The parser works correctly.
 
I also tried k at various other values. When it is set at a value of 10, I get the following message:
 
ANTLR Parser Generator Version 3.0.1 (August 13, 2007) 1989-2007
warning(205): DFABug.g:37:2: ANTLR could not analyze this decision in rule statement; often this is because of recursive rule references visible from the left edge of alternatives. ANTLR will re-analyze the decision with a fixed lookahead of k=1. Consider using "options {k=1;}" for that decision and possibly adding a syntactic predicate.
 
The warning message isn't really applicable, as the rule is not recursive and already has a syntactic predicate.
 
Is this normal behavior? I.e. when using syntactic predicates, is it normal to have to give "k" a small finite value to get the lookahead to work properly, rather than simply to enhance efficiency?

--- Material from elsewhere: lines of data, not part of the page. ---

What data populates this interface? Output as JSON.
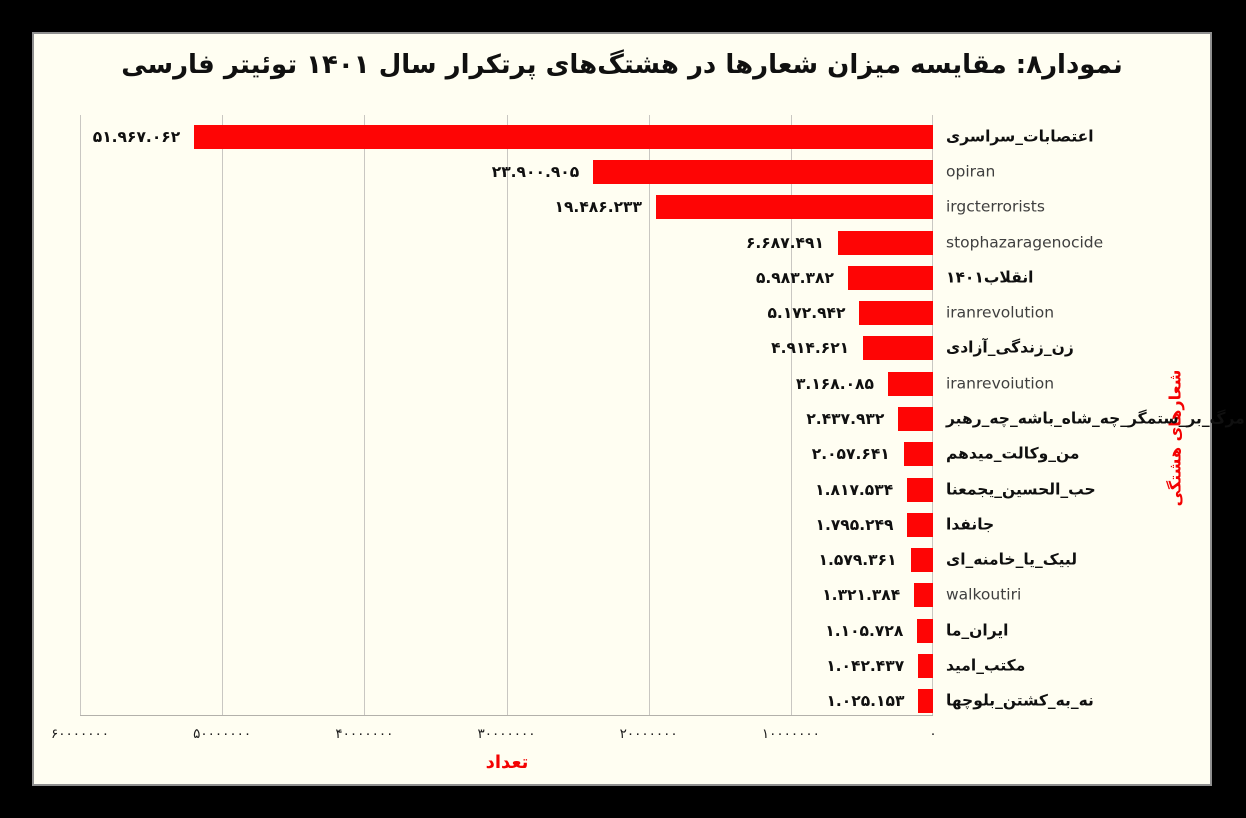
{
  "colors": {
    "frame": "#000000",
    "page_background": "#fffef2",
    "page_border": "#8f8f8f",
    "bar": "#fe0505",
    "accent_red_text": "#f30202",
    "gridline": "#c9c7c2",
    "text": "#101010",
    "latin_text": "#3f3f3f"
  },
  "chart_data": {
    "type": "bar",
    "orientation": "horizontal",
    "value_axis_direction": "rtl-zero-at-right",
    "grid": true,
    "legend": false,
    "title": "نمودار۸: مقایسه میزان شعارها در هشتگ‌های پرتکرار سال ۱۴۰۱ توئیتر فارسی",
    "xlabel": "تعداد",
    "ylabel": "شعارهای هشتگی",
    "xlim": [
      0,
      60000000
    ],
    "x_ticks": [
      {
        "value": 60000000,
        "label": "۶۰۰۰۰۰۰۰"
      },
      {
        "value": 50000000,
        "label": "۵۰۰۰۰۰۰۰"
      },
      {
        "value": 40000000,
        "label": "۴۰۰۰۰۰۰۰"
      },
      {
        "value": 30000000,
        "label": "۳۰۰۰۰۰۰۰"
      },
      {
        "value": 20000000,
        "label": "۲۰۰۰۰۰۰۰"
      },
      {
        "value": 10000000,
        "label": "۱۰۰۰۰۰۰۰"
      },
      {
        "value": 0,
        "label": "۰"
      }
    ],
    "categories": [
      "اعتصابات_سراسری",
      "opiran",
      "irgcterrorists",
      "stophazaragenocide",
      "انقلاب۱۴۰۱",
      "iranrevolution",
      "زن_زندگی_آزادی",
      "iranrevoiution",
      "مرگ_بر_ستمگر_چه_شاه_باشه_چه_رهبر",
      "من_وکالت_میدهم",
      "حب_الحسین_یجمعنا",
      "جانفدا",
      "لبیک_یا_خامنه_ای",
      "walkoutiri",
      "ایران_ما",
      "مکتب_امید",
      "نه_به_کشتن_بلوچها"
    ],
    "category_is_latin": [
      false,
      true,
      true,
      true,
      false,
      true,
      false,
      true,
      false,
      false,
      false,
      false,
      false,
      true,
      false,
      false,
      false
    ],
    "values": [
      51967062,
      23900905,
      19486233,
      6687491,
      5983382,
      5172942,
      4914621,
      3168085,
      2437932,
      2057641,
      1817534,
      1795249,
      1579361,
      1321384,
      1105728,
      1042437,
      1025153
    ],
    "value_labels": [
      "۵۱.۹۶۷.۰۶۲",
      "۲۳.۹۰۰.۹۰۵",
      "۱۹.۴۸۶.۲۳۳",
      "۶.۶۸۷.۴۹۱",
      "۵.۹۸۳.۳۸۲",
      "۵.۱۷۲.۹۴۲",
      "۴.۹۱۴.۶۲۱",
      "۳.۱۶۸.۰۸۵",
      "۲.۴۳۷.۹۳۲",
      "۲.۰۵۷.۶۴۱",
      "۱.۸۱۷.۵۳۴",
      "۱.۷۹۵.۲۴۹",
      "۱.۵۷۹.۳۶۱",
      "۱.۳۲۱.۳۸۴",
      "۱.۱۰۵.۷۲۸",
      "۱.۰۴۲.۴۳۷",
      "۱.۰۲۵.۱۵۳"
    ]
  }
}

TJP: I get no errors emitted from 3.1 (vs 3.0.1) and yet I get the bad DFA for decision 8. (I will try to attach the DFA view).
 

Terence Parr - 11/Dec/07 02:49 PM
Actually, this grammar is smaller and gives same problem.

parser grammar T;

statement
    : (reference ASSIGN)=> reference ASSIGN expr
    | expr
    ;

expr: reference
    | INT
    | FLOAT
    ;

reference
    : ID L argument_list R
    ;

argument_list
    : expr COMMA expr
    ;

No stop state for alt 1. That's the first issue. Then there is issue of no error message!

Terence Parr - 13/Dec/07 11:27 AM
Another grammar that fails:

grammar E;

a : e X
  | e Y
  ;

e : L e R
  | I
  ;

The DFA has 2 dangling states s2 s4 for I and LI input.

Terence Parr - 14/Dec/07 01:23 PM
ANTLR detected but failed to announce the error as it thought it would retry with k=1. It just didn't. ;) Did lots of clean up. See changes for December 13-14, 2007.